Now that leads them to the debate about what they should do in terms of their own policy on
interest rates. They note the risk of an early tightening choking off confidence in the economy and
demand prematurely.

ELEANOR HALL: Well, we have been hearing some interesting comments from Reserve Bank board members
about interest rates. What do you think this means for the Bank's interest rate policy?

STEPHEN LONG: What I think it means is that they won't be in a hurry to life rates. A rates rise
isn't imminent. They will want to have evidence, clear evidence, that the recovery is entrenched,
that it is sustainable and it isn't merely a product of that fiscal stimulus that's been applied by
the Federal Government.

In particular they will be looking to see what happens to retail sales and consumption now that the
cash handouts are dwindling and moving out of the system.
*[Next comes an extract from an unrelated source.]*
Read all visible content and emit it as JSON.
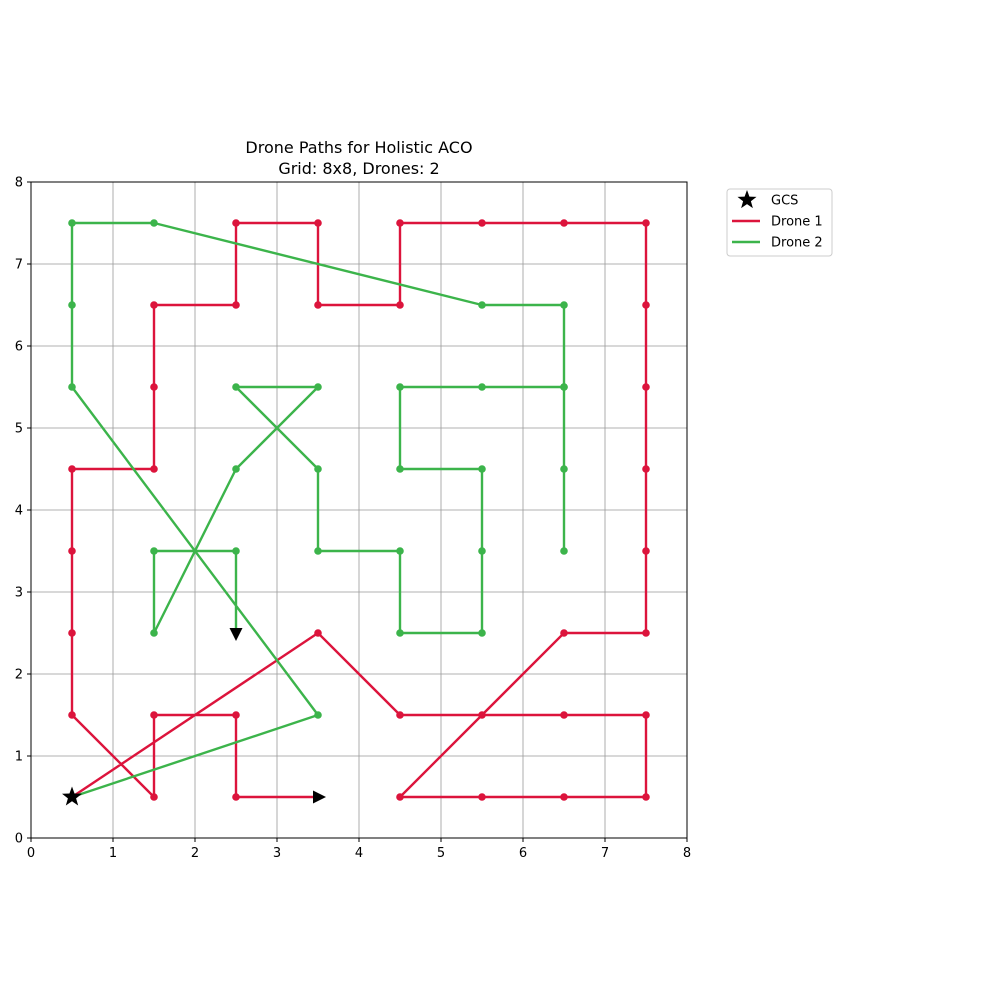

ELEANOR HALL: Now this board meeting was held on the fourth of August. Since then there has been a
run of good economic news. Presumably that's likely to further build the confidence of Reserve Bank
officials?

STEPHEN LONG: Indeed! I think you've got a situation here where the Reserve Bank officials do have
a fairly strong level of confidence. One of the questions we don't know from the minutes because
it's not disclosed who said what is whether the doubts about the recovery and how much it's reliant
on the fiscal stimulus and how much it's actually a natural and sustainable expansion is coming
from the business members of the Reserve Bank board and the independent members and how much it's
coming from the officials and the staff.

But look at what we've seen recently Eleanor. We've seen Germany and France, two of the biggest
economies in Europe, unexpectedly post economic growth. We've seen Japan post economic growth
coming out of a very, very long recession, the longest since the Second World War.

And there's two things here, one is the evidence that there is some recovery going on. But the
other one is the boost to confidence, because they're relying a lot on confidence to keep the
economy growing once that fiscal Viagra is taken away, lest it droop.

Unless there's actually a genuine sense that it can be maintained and the public and business have
that sense. Now, of course, there are risks. There's still a lot of toxic debt in the banking
system and the Reserve Bank itself has said that the recent pace of growth in China is clearly not
sustainable.

ELEANOR HALL: Stephen Long, our economics correspondent thank you.